Annemle babam yemek yerken bana oradaki koltuklardan güzel bir yatak yaptılar. Bende gölgede keyiflice onları izledim.

Burası çok güzel bir yermiş annem öyle söyledi. Avanos-Kayseri yolunun 6.km sinde Saruhan diye Turizm bakanlığına bağlı bir tesis akşamları Mevlevi ayini yapılıyormuş. E tabi ben annemlerle birlikte olunca maalesef sadece sabahtan gezmek zorunda kaldılar.

Hava biraz sıcak olunca arada bir gölge bir yerlerde durup serinlemek iyi geliyor. Tabi beni böyle ortada bırakmasalar daha iyi olacaktı ya neyse :)
Eski zamanlardan kalma bir değirmen. Epeyde yüksek bir yere yapmışlar kocamanda taşı var hangi güçle çeviriyorlardı acaba çok merak ettim doğrusu


Değirmende öğütülen unları bu delikten gönderip aşağıya yolluyorlarmış herhalde. Onlar tam ne yapıyorlardı bilinmez ama bizim için güzel bir fotoğraf mekanı oldu.


Vadiye karşı babamla birlikte. Dikkat ederseniz genelde annemin kucağındayım. Babam arada fotoğraf makinesini anneme bırakıp beni kucağına aldığı anlardan birisi. Laf aramızda babam sanırım makinesini çok seviyor.

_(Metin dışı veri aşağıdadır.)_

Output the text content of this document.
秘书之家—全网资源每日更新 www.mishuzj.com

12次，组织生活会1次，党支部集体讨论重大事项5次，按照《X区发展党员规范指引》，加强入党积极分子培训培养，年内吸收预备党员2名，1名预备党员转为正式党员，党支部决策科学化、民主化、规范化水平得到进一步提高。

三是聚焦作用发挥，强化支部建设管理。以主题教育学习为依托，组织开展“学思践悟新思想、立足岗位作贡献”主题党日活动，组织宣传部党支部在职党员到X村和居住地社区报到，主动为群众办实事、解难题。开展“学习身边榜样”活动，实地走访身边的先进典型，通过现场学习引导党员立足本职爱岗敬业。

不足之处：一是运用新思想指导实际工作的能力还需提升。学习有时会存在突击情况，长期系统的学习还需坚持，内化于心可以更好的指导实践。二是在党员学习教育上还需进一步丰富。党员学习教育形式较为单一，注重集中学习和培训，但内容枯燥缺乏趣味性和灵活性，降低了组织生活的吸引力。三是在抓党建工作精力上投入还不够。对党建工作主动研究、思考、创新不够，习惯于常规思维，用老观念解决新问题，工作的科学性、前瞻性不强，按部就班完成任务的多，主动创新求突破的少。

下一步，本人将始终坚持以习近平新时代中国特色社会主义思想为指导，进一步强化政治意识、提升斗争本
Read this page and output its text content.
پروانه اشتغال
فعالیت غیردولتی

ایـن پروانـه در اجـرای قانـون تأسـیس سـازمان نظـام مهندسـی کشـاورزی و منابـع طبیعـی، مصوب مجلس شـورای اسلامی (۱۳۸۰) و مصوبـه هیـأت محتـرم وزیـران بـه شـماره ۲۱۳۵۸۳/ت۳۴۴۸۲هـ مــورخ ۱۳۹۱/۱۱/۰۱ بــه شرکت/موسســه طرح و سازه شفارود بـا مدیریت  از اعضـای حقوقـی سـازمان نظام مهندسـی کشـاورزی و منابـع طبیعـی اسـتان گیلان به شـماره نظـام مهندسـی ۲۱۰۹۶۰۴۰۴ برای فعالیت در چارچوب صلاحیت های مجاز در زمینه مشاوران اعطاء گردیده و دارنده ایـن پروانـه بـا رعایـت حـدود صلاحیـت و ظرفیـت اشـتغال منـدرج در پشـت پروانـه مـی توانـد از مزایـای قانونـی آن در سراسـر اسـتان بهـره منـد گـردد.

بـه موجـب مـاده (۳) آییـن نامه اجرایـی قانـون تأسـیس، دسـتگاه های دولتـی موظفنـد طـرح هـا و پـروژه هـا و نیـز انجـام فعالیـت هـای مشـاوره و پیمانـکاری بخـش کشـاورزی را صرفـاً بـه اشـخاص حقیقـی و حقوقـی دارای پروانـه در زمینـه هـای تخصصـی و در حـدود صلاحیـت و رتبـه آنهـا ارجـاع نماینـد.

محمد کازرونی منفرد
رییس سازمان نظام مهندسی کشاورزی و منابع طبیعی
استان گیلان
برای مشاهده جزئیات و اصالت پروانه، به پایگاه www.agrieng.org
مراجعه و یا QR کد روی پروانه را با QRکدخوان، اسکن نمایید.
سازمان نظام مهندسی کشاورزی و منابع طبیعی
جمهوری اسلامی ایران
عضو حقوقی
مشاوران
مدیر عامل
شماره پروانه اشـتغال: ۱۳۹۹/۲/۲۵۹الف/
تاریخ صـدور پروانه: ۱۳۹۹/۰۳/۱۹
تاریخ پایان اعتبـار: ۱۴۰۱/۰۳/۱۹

Öğle arası otelde dinlenme molası



Burası Lale devrinin ünlü simalarından Nevşehirli Damat İbrahim Paşa nın yaptırdığı cami ve külliyesi. O zamandan bu zamana gayet iyi bakılmış. Bende epey ilgilendim camiyle.


Yeraltı şehri gezisine böyle başladık ama ben biraz huysuzlanınca annemle hemen çıkmak zorunda kaldık ne yazıkki. Bu şekilde müze girişinde oturunca bütün turistlerin ilgi odağı oluverdim.

İkinci yeraltı şehri küçük olduğundan dolayı hızlıca bir tur atıp çıktık. Ne kadarda soğuktu, eski insanlar klima yerine yeraltı şehirlerinde yaşıyorlarmış oraya girince hemen anladım :)



Babam arabamla Göreme açık hava müzesinde beni gezdirirken bir kahkaha krizine tutuldum. Etraftaki bir görevli bile sesime geldi :)


Göreme açıkhava müzesinden iki enstantane. Güzel olmuşlar değil mi ?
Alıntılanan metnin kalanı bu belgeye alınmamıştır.